Standard pressure loads are excellent for recreational target practice and competitive cowboy action events, where high pressure loads are excellent for hunting and hunting proficiency shooting. The Remington Model 1894 is built like a tank and seems to digest all without issue. Below, a small but diverse ammunition types, standard and high pressure.
|Winchester PDX Defender
|Buffalo Bore +P
|Buffalo Bore Heavy Colt +P||260||1450||1954||2205||1.5|
|Grizzly Big Bore +P
There are approximately sixty types of readily available 45 Colt factory ammunition; standard pressure, high pressure, solid projectile, shot capsule; there are types for hunting, target shooting, cowboy action shooting, and self defense. Factory ammo bullet types range from 78 grain fragmenting at 1,800 fps from a handgun to 335 grains at 1,200 fps. Groups were shot with metallic sights from a rest. If I work up handloads for a Part II, I will scope the Marlin to get a better look at the rifle’s potential and reshoot factory groups as well.
|Buffalo Bore 260 Grain 45 Colt|
|Near-Zero – Yards||17||Mid Range – Yards||87|
|Far-Zero – Yards||150||Max Ordinate – Inches
|Point Blank – Yards||159|
|Best Zero : Range 0 – 200 yards|
|Velocity – fps||1954||1749||1561||1393||1251|
|Energy – ft.-lbs.||2204||1766||1406||1121||903|
|Momentum – lbs-sec||73||65||58||52||46|
|Path – in.||-1.50||2.09||2.83||-0.01||-7.35|
|Drift – in.||0.00||0.00||0.00||0.00||0.00|
|Time Of Flight – sec.||0.00||0.08||0.17||0.27||0.39|
Above – Some pretty impressive performance from an ancient handgun cartridge when loaded to modern high pressure levels and shot though a 20″ barrel. With a point blank range of 159 yards, that means no holdover or worrying about range estimating at three times the typical shooting distance in Maine and areas of similar topography.

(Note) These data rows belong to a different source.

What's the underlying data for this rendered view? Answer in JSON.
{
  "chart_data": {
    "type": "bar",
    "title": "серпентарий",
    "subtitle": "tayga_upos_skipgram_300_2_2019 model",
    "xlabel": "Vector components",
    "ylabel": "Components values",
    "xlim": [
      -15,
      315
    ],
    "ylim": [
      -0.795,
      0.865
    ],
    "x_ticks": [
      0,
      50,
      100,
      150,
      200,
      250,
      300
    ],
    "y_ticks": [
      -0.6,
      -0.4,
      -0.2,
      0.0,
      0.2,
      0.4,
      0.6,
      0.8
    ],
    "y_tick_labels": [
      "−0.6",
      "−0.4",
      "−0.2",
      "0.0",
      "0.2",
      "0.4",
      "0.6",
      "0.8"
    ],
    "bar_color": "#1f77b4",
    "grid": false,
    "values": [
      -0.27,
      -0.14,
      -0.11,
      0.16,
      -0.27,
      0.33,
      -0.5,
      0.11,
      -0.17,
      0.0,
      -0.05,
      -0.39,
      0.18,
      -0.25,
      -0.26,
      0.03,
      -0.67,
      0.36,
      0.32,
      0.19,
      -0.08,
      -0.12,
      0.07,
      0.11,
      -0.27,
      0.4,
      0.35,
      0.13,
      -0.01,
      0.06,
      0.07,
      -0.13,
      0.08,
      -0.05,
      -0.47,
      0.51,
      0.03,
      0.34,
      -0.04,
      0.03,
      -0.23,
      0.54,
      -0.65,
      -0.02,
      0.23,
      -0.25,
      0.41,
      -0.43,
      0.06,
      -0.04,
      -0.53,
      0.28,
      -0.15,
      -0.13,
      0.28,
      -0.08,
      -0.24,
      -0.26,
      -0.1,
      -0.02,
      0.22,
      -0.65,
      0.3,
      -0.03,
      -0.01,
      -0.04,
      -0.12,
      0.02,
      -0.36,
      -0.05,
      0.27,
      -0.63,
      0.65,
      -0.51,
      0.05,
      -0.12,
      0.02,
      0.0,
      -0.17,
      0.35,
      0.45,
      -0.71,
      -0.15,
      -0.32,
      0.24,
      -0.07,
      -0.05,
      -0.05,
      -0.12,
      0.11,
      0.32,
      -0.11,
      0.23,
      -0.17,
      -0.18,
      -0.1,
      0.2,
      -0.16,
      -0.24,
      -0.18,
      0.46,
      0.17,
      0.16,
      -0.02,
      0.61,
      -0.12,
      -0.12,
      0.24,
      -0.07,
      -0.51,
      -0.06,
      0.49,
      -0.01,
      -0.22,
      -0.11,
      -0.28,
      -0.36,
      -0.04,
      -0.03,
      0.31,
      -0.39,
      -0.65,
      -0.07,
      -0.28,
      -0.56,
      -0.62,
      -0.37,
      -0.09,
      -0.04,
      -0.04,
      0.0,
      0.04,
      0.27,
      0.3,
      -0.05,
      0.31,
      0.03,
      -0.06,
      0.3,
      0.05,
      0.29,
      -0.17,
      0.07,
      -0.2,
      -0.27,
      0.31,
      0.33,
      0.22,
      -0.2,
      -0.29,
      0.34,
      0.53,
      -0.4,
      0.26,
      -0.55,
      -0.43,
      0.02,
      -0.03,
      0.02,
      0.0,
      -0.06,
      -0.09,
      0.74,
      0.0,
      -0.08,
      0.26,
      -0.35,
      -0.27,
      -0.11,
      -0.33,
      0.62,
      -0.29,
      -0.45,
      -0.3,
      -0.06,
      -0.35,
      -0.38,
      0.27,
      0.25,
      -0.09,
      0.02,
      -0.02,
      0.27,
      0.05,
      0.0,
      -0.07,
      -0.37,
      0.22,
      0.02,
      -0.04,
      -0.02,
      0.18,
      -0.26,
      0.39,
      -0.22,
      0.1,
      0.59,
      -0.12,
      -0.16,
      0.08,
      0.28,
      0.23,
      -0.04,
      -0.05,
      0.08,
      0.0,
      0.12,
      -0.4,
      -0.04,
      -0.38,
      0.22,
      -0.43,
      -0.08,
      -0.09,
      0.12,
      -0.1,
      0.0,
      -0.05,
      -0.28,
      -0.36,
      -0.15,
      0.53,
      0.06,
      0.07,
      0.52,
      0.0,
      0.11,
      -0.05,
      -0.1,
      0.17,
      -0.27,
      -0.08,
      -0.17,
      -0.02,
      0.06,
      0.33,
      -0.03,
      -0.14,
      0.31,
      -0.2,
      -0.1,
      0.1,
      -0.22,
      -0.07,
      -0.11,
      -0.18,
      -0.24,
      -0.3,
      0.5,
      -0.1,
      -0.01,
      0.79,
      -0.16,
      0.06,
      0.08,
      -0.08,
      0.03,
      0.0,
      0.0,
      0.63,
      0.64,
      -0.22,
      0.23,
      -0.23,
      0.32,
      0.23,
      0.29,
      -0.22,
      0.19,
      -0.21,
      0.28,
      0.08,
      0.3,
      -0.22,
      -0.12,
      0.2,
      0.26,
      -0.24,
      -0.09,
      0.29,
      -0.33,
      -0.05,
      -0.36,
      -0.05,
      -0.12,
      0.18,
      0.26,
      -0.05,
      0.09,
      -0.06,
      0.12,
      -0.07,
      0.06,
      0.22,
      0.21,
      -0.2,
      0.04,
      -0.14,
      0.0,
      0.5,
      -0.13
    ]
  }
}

Closing thoughts… Head scratch, head scratch
The Marlin Model 1894 is a well made firearm; fit, finish and performance. For folks who like something a bit different than the subject model, there are ten versions with walnut or hardwood/laminated stocks, blued or stainless steel barrels and receivers, hex or round barrel with lengths of 16.5″ to 20″. Sights run from semi buckhorn to ghost sights or rail, chambers available are 357 Mag, 44 Mag and 45 Colt.
The Marlin Model 1894 has excellent geometry for a woodland hunting rifle with open sights, although I have shot them well with a scope or red dot sight in place. Quick to shoulder, quick to cycle and sight settle naturally on a target. Recoil is modest, report is as well. For those who like to tinker, there are lots of aftermarket parts; sights, stocks, recoil pads and butt plates, oversize levers, spring kits, etc. Personally, when I grow up and can afford the indulgence, I’d like to get a Marlin Custom Shop Model 1894. Nice rifle.